At the ongoing Facebook F8 conference, Facebook and Qualcomm have announced a collaboration to support the optimization of Caffe2 and the Snapdragon Neural Processing Engine (NPE) software framework.
Caffe is a deep learning framework developed by Berkeley AI Research and community contributors. It was released under the FreeBSD license, which allows for commercial use, modifications, and distribution of software as long as the BSD copyright notice is included. Caffe2 is the evolution of the open source Caffe framework, and it allows for more flexibility in organizing computation.
Facebook and Qualcomm’s collaboration centers around the increased reliance on machine learning for several tasks. Conventionally, machine learning technology involved super-fast data processing applications running on server farms and supercomputers, turning large data sets into useful actions. Qualcomm aims to make machine learning mobile by putting it on our personal devices, aiding in scenarios where apps can frequently access machine learning in their own ways.
On-device machine learning is made possible by the Qualcomm Snapdragon NPE which does the heavy lifting needed to run neural networks more efficiently on Snapdragon devices. This would leave developers with more time and resources to focus on creating user experiences.

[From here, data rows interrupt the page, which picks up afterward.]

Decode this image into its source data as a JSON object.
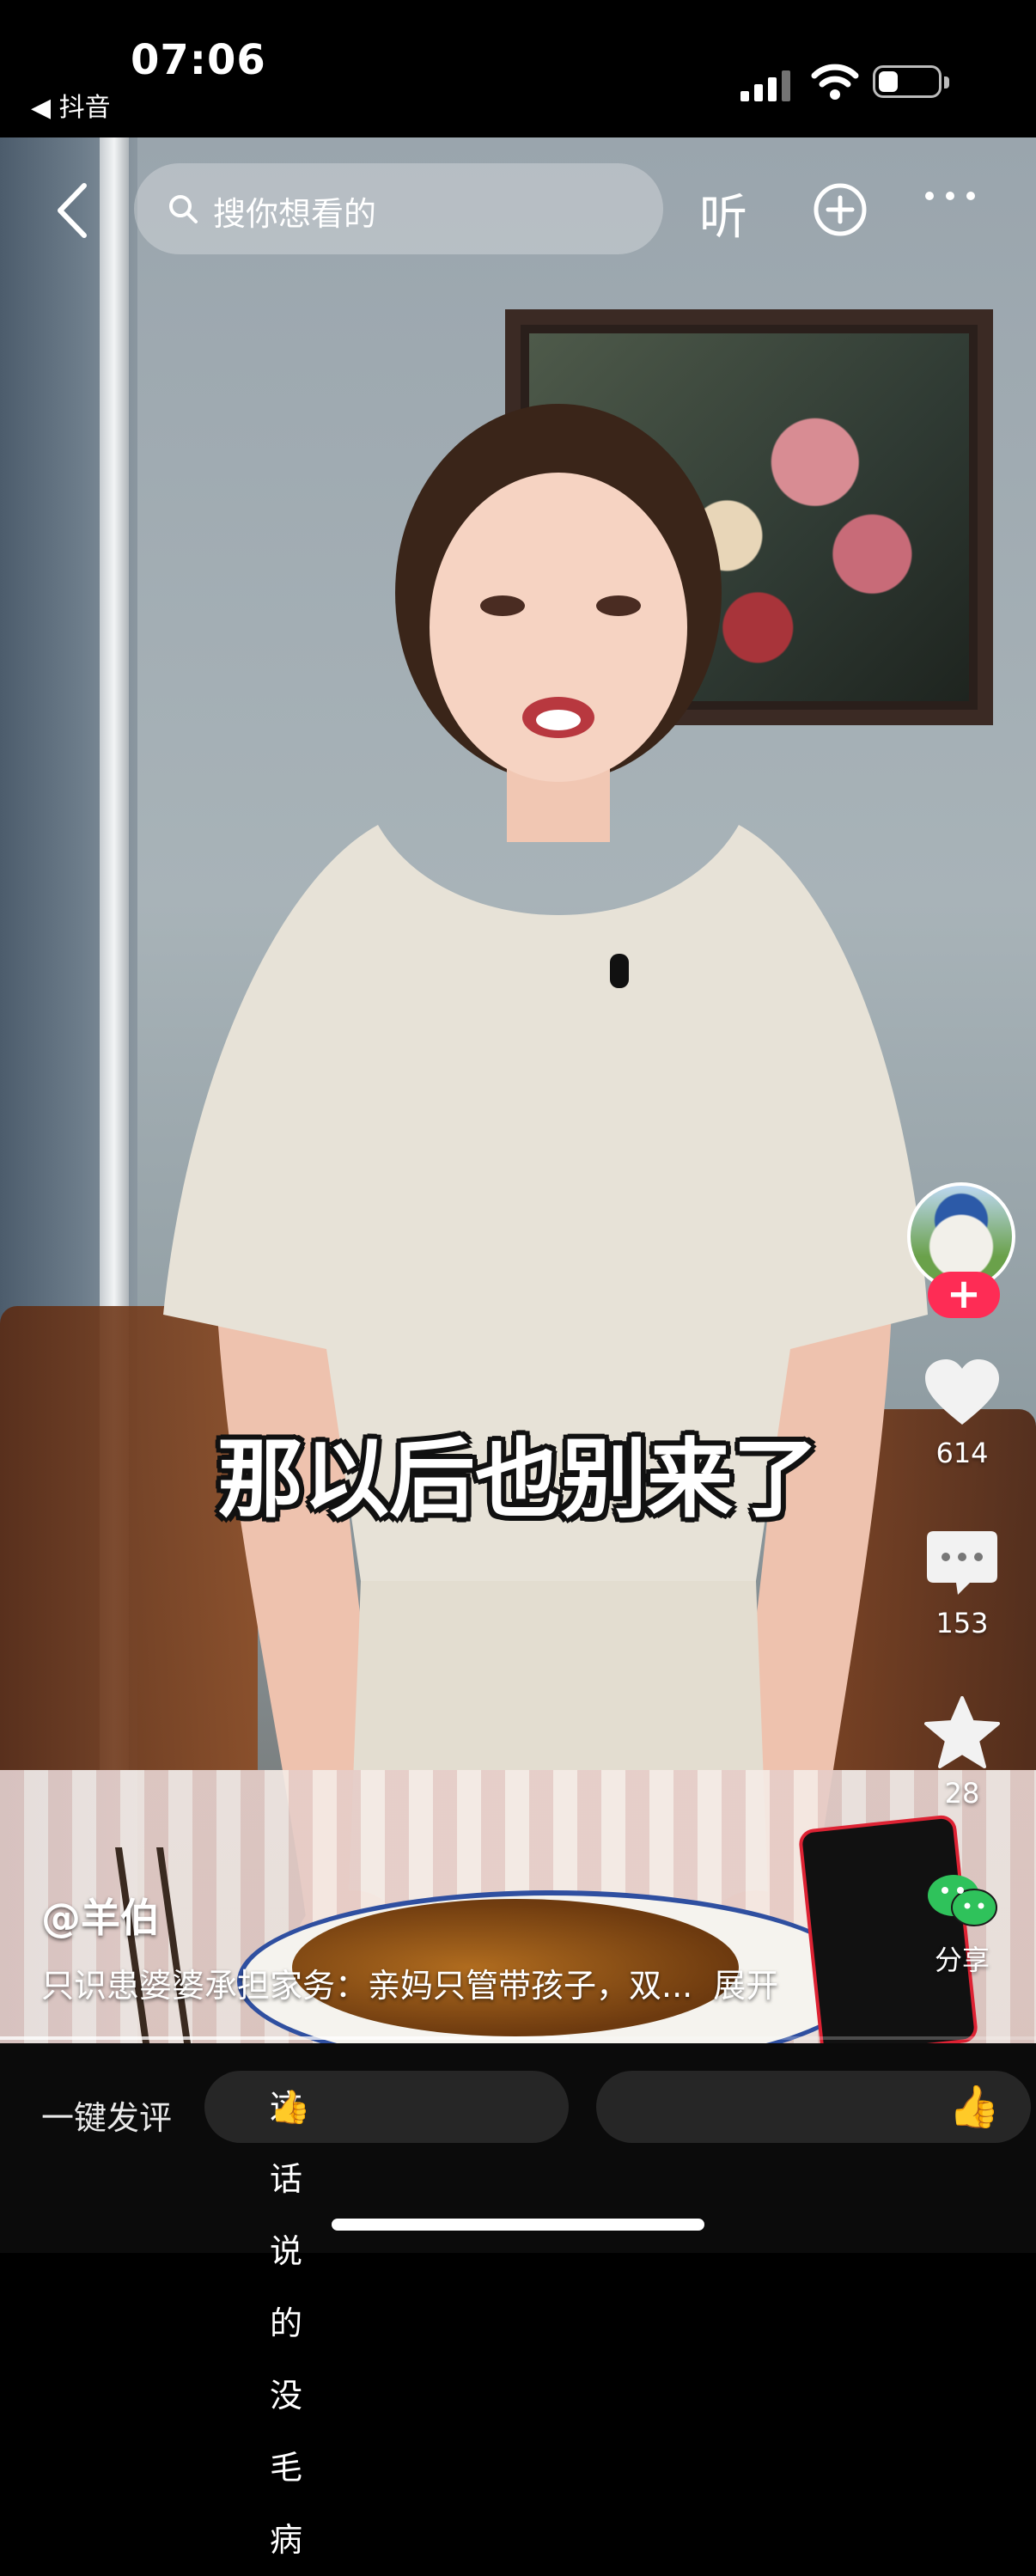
{
  "status_bar": {
    "time": "07:06",
    "back_app": "◀ 抖音",
    "signal_icon": "cellular-signal-icon",
    "wifi_icon": "wifi-icon",
    "battery_level": 0.25
  },
  "top_nav": {
    "search_placeholder": "搜你想看的",
    "listen_label": "听"
  },
  "video": {
    "caption": "那以后也别来了"
  },
  "actions": {
    "like_count": "614",
    "comment_count": "153",
    "favorite_count": "28",
    "share_label": "分享",
    "follow_symbol": "+"
  },
  "post": {
    "author": "@羊伯",
    "description": "只识患婆婆承担家务：亲妈只管带孩子，双...",
    "expand_label": "展开",
    "progress": 0.55
  },
  "comment_bar": {
    "label": "一键发评",
    "suggestions": [
      {
        "text": "这话说的没毛病",
        "emoji": "👍"
      },
      {
        "text": "",
        "emoji": "👍"
      }
    ]
  },
  "colors": {
    "follow_red": "#fe2c55",
    "background": "#000000"
  }
}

With Caffe2’s modern computation graph design, minimalist modularity, and multi-platform flexibility, developers will now have greater flexibility to design deep learning tasks like computer vision, natural language processing, augmented reality, event prediction and more!
As Qualcomm notes, one of the benefits of the Snapdragon NPE is that a developer can target individual heterogeneous compute cores depending on the power and performance demands of their application and deliver optimal performance accordingly. Qualcomm claims that the Snapdragon 835 delivers up to 5x better performance when processing Caffe2 workloads on the embedded Adreno 540 GPU as compared to the CPU. The Hexagon Vector eXtensions (HVX) in the Hexagon DSP offers even greater performance and energy efficiency.
The NPE includes runtime software, libraries, APIs, offline model conversion tools, debugging and benchmarking tools, sample code, and documentation. It will be available this summer to the broader developer community.